If every event is causally related to every other event, past or present, forming a compete model is a forbiddingly large enterprise. Worse if the causal relations are non-linear. In brief – trends and models are just masks to conceal our ignorance. However all is not lost – we can and do form very accurate predictions – so accurate that they are ALWAYS correct.
If I am x% (it does not matter what value ‘x’ has – this does not affect the accuracy of our prediction) certain that the sun will or will not rise tomorrow. So long as I do not claim perfect knowledge or absolute certainty, I shall always produce correct predictions; even better, I can never produce wrong ones!
This is why IPCC and all the other quacks playing with models/ and trends to produce forecasts/predictions can continue to syphon money from tax payers – they are never wrong! Even if their predictions never correspond to the events, they can (and do) claim increased confidence in the skill of their models and they can justify whatever causal relations they may fancy – yes – even that Great Greenhouse in the Sky!

Karl
October 18, 2013 4:16 am

Ted
We do actually have no idea what will happen next based on the trend. The trend is simply a statistical analysis of the data set.

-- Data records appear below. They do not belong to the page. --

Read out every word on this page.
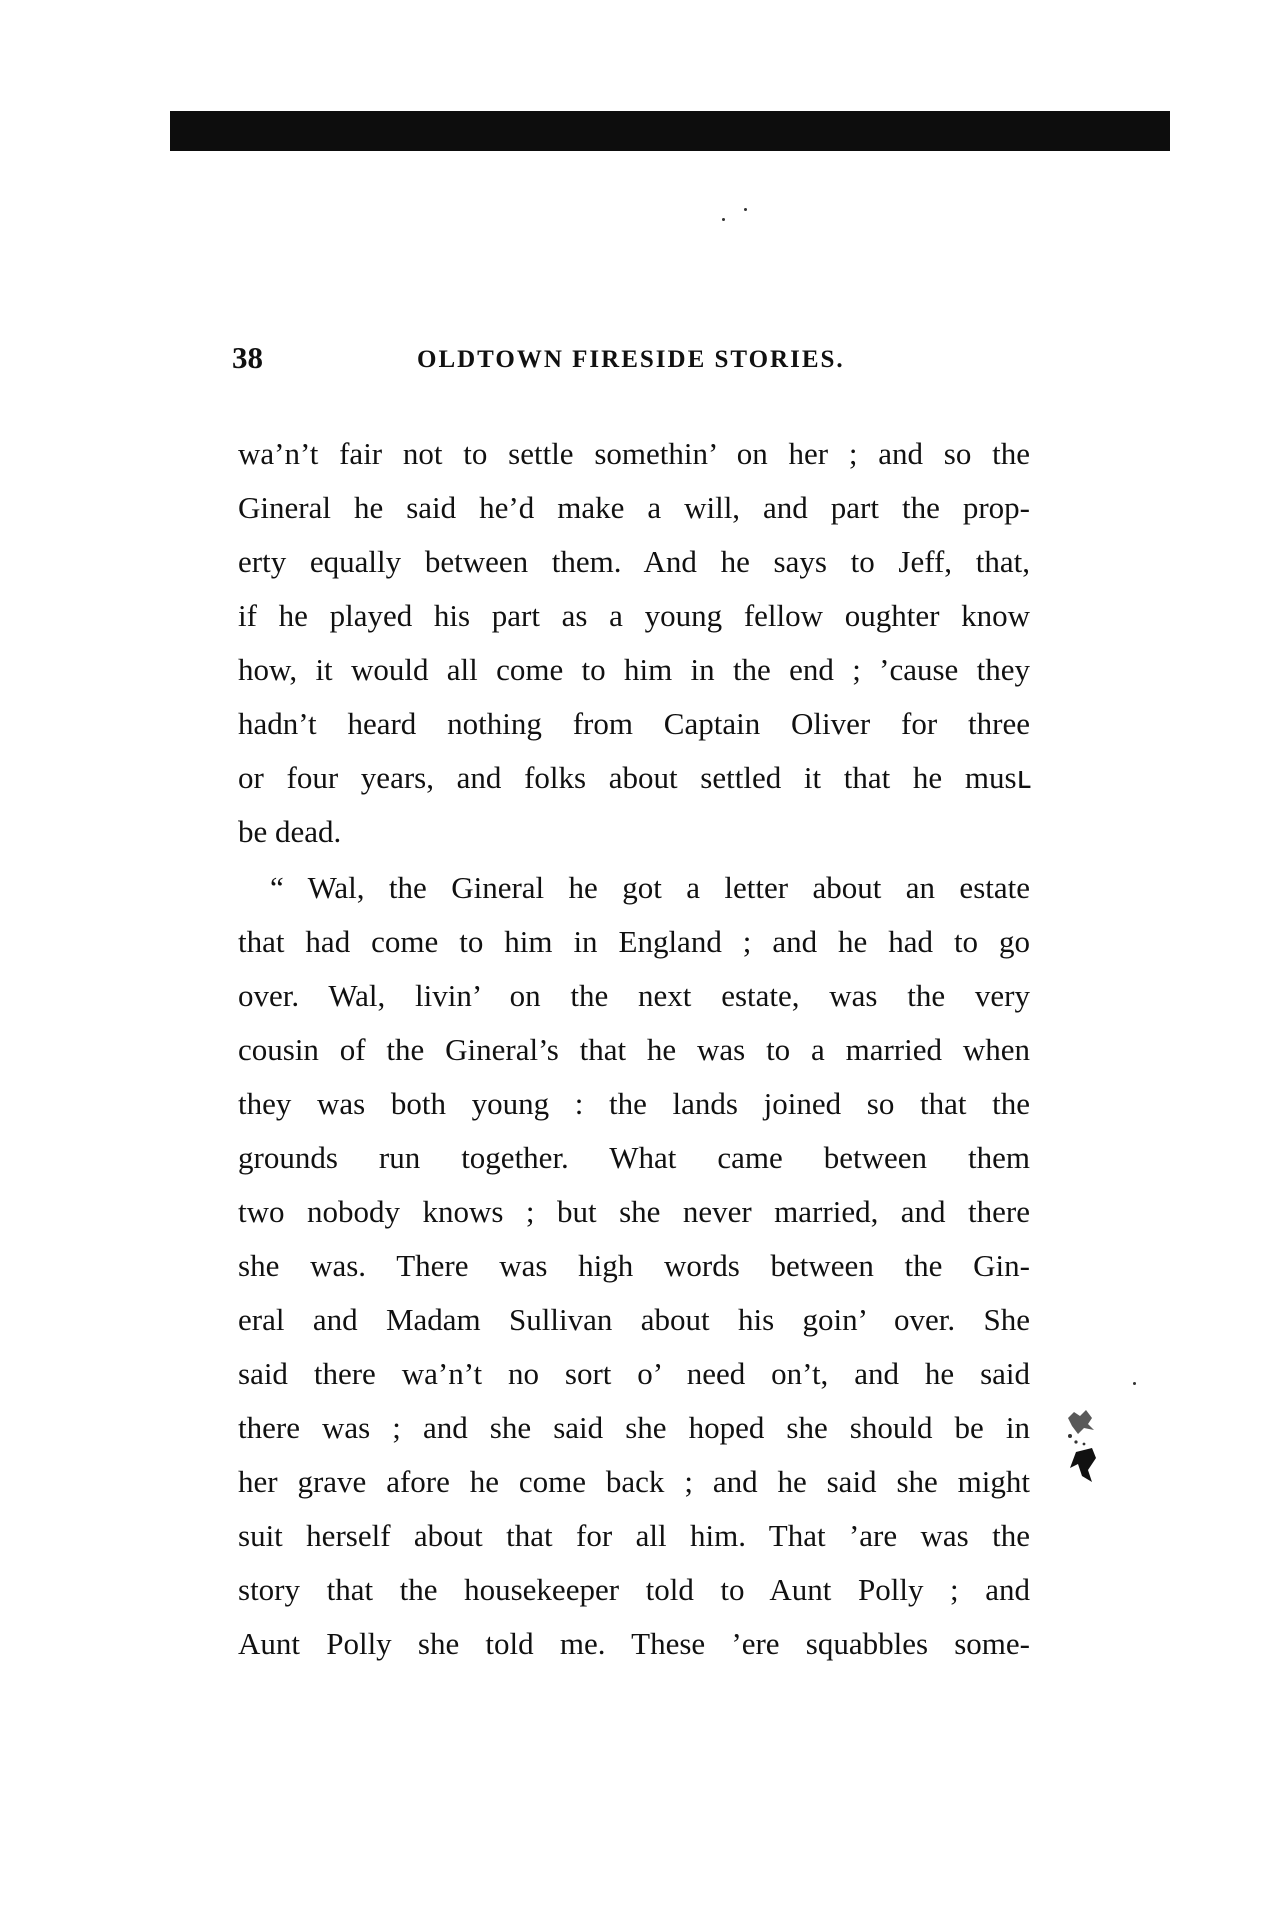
38	OLDTOWN FIRESIDE STORIES.
wa’n’t fair not to settle somethin’ on her ; and so the
Gineral he said he’d make a will, and part the prop-
erty equally between them. And he says to Jeff, that,
if he played his part as a young fellow oughter know
how, it would all come to him in the end ; ’cause they
hadn’t heard nothing from Captain Oliver for three
or four years, and folks about settled it that he musւ
be dead.
“ Wal, the Gineral he got a letter about an estate
that had come to him in England ; and he had to go
over. Wal, livin’ on the next estate, was the very
cousin of the Gineral’s that he was to a married when
they was both young : the lands joined so that the
grounds run together. What came between them
two nobody knows ; but she never married, and there
she was. There was high words between the Gin-
eral and Madam Sullivan about his goin’ over. She
said there wa’n’t no sort o’ need on’t, and he said
there was ; and she said she hoped she should be in
her grave afore he come back ; and he said she might
suit herself about that for all him. That ’are was the
story that the housekeeper told to Aunt Polly ; and
Aunt Polly she told me. These ’ere squabbles some-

It includes no context, simply an equation that is defined by the data. —- It contains nothing useful with respect to predicting the next measurement – zip, zero, nada.
Models, OTOH, are sometimes useful predictors of future behavior, measurements, values, or occurances, depending upon the fidelity by which they capture/represent the phenomena they are modeling.
All too often — even after a correct explanation, people CONFLATE the predictive ability of models and trends.

Jan Smit
October 18, 2013 4:21 am


Point taken, sorry for being so sloppy! However, it was only meant as joke about how statistics can be used to assert any nonsense (hence the winking smiley). But I consider myself suitably chastised…
Here’s a good link to support acementhead’s correction of my spurious nonsense:
http://www.prb.org/Publications/Articles/2002/HowManyPeopleHaveEverLivedonEarth.aspx
Do you agree though, acementhead, that statistics can and are used to support all manner of claptrap?

tom0mason
October 18, 2013 4:23 am

Predicting future trends ain’t what it used to be!

Samuel C Cogar
October 18, 2013 4:24 am

mhx says:
October 18, 2013 at 2:06 am
“Suppose that a car at a distance of 500 meters starts driving in your direction and for 490 meters it drives in a straight line at constant velocity. What would you do? “
—————
I would predict that the right-front tire would “blow-out” at the 492 meter mark and the car would veer off the road and crash. That is unless my earlier prediction proved to be correct that it would run out of fuel at the 491 meter mark. 🙂
Predicting earth’s climate for the next 100 years is akin to predicting Super Bowl or NBA winners for the next 10 years. Iffen you think you can, …. go for it, ……. place your “bets” today.
If one could magically remove all of the CO2 from the atmosphere there would be no measurable effect/change in the near-surface air temperatures and that is because 398 molecules of CO2 are irrelevant when intermixed with 20,000 to 40,000 molecules of H2O vapor.
Thermal energy in the near-surface atmosphere is NOT cumulative from one (1) week to the next and surely not one (1) year to the next.

Paul Mackey
October 18, 2013 4:39 am

Long Term Capital Mamangement……enough said.